7.8.1 Project Roadmap: Choose Prompt, RAG, or Finetuning
This capstone turns Chapter 7 into one engineering decision: is the problem task expression, missing knowledge, unstable format, unsafe behavior, or weak evaluation?
See the Project Route First



Do not start with the strongest model or the most complex framework. Start with a small domain task, a prompt baseline, fixed examples, and a failure log.
Run an Evidence Pack Check
Use this tiny project log before writing a report. It forces you to show the baseline, improvement, next route, and whether finetuning is actually justified.
project = {
"task": "classify course questions",
"baseline_pass_rate": 0.62,
"prompt_v2_pass_rate": 0.78,
"rag_needed": True,
"finetune_needed": False,
}
improvement = project["prompt_v2_pass_rate"] - project["baseline_pass_rate"]
print("task:", project["task"])
print("improvement:", round(improvement, 2))
print("next_route:", "RAG" if project["rag_needed"] else "Prompt")

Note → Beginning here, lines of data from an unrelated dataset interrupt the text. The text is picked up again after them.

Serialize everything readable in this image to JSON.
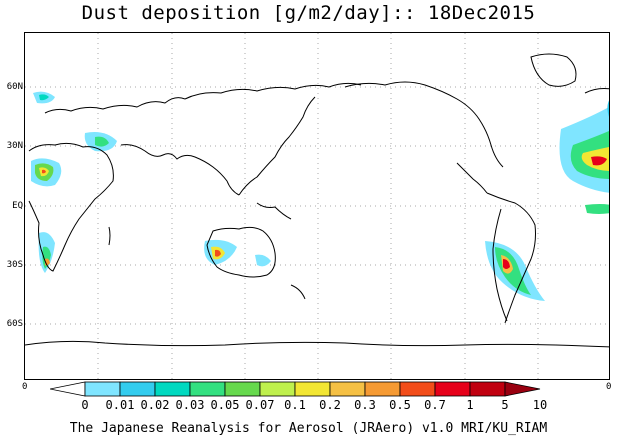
{
  "title": "Dust deposition [g/m2/day]:: 18Dec2015",
  "lat_labels": [
    "60N",
    "30N",
    "EQ",
    "30S",
    "60S"
  ],
  "corner_labels": {
    "left": "0",
    "right": "0"
  },
  "colorbar": {
    "labels": [
      "0",
      "0.01",
      "0.02",
      "0.03",
      "0.05",
      "0.07",
      "0.1",
      "0.2",
      "0.3",
      "0.5",
      "0.7",
      "1",
      "5",
      "10"
    ],
    "colors": [
      "#ffffff",
      "#7fe5ff",
      "#33ccee",
      "#00d9c0",
      "#33e080",
      "#66d94d",
      "#bff04d",
      "#f2e633",
      "#f5c044",
      "#f59a33",
      "#f24d1a",
      "#e6001a",
      "#c00010",
      "#990010"
    ]
  },
  "credit": "The Japanese Reanalysis for Aerosol (JRAero) v1.0 MRI/KU_RIAM"
}
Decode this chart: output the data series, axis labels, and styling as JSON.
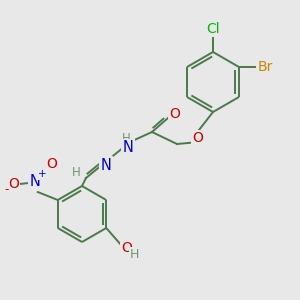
{
  "bg_color": "#e8e8e8",
  "bond_color": "#4a7a4a",
  "atom_colors": {
    "Cl": "#00bb00",
    "Br": "#cc8800",
    "O": "#cc0000",
    "N": "#0000cc",
    "H": "#6a9a6a",
    "C": "#4a7a4a",
    "plus": "#0000cc",
    "minus": "#cc0000"
  },
  "font_size": 8.5,
  "lw": 1.4
}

print("fine_tune_now:", project["finetune_needed"])
Expected output:
task: classify course questions
improvement: 0.16
next_route: RAG
fine_tune_now: False
If your project cannot fill these fields, keep the project smaller. A clear comparison beats a large but untestable demo.
Learn in This Order
| Step | Do | Evidence |
|---|---|---|
| 1 | Pick one domain task | One-sentence task definition and 10 fixed examples |
| 2 | Build a prompt baseline | Prompt version, outputs, pass/fail notes |
| 3 | Classify failure types | Task wording, missing knowledge, format drift, safety boundary |
| 4 | Choose the next method | Prompt iteration, RAG, or finetuning decision note |
| 5 | Package the result | README, run command, screenshots, failure case, next steps |
If you want a guided starter, run 7.8.4 Hands-on: Full Chapter 7 Workshop before designing your own domain project.

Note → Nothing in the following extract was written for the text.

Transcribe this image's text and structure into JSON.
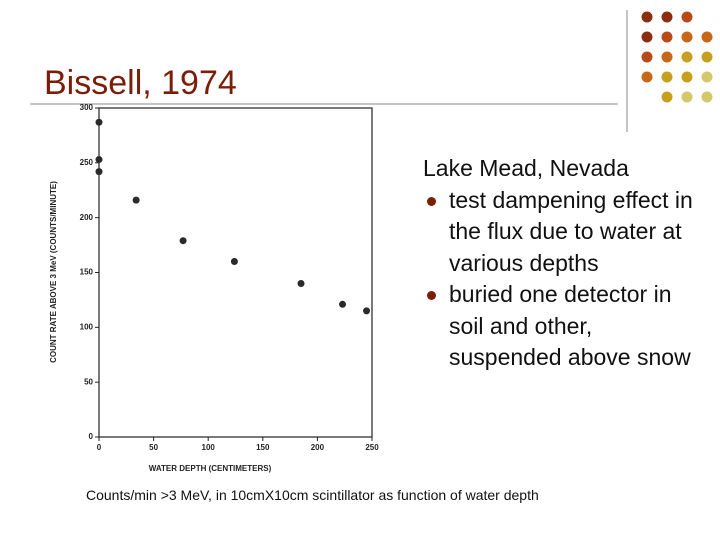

Project Deliverable Standards
| Deliverable | Minimum Standard | Stronger Portfolio Version |
|---|---|---|
| README | Goal, run command, model or API choice, sample input/output | Add method trade-offs, cost notes, evaluation, and retrospective |
| Examples | At least 10 fixed cases | Compare prompt, RAG, finetuning, or rule-based versions |
| Evaluation | Clear pass/fail rule | Add scores, failure-type statistics, and regression notes |
| Prompt/data record | Save prompt versions or sample format | Add schema validation, data quality checks, and safety notes |
| Presentation | Screenshot or short GIF proving it runs | Explain why the chosen route beats alternatives |
Pass Check
You pass this chapter when you can clearly explain “why not finetune here,” “why RAG is needed here,” or “why this prompt change works,” with a fixed evaluation set rather than a single good answer.
The final project can be basic: compare two prompt versions on one domain task. The stronger version adds RAG or a small finetuning experiment, but only after the baseline and failure log prove the need.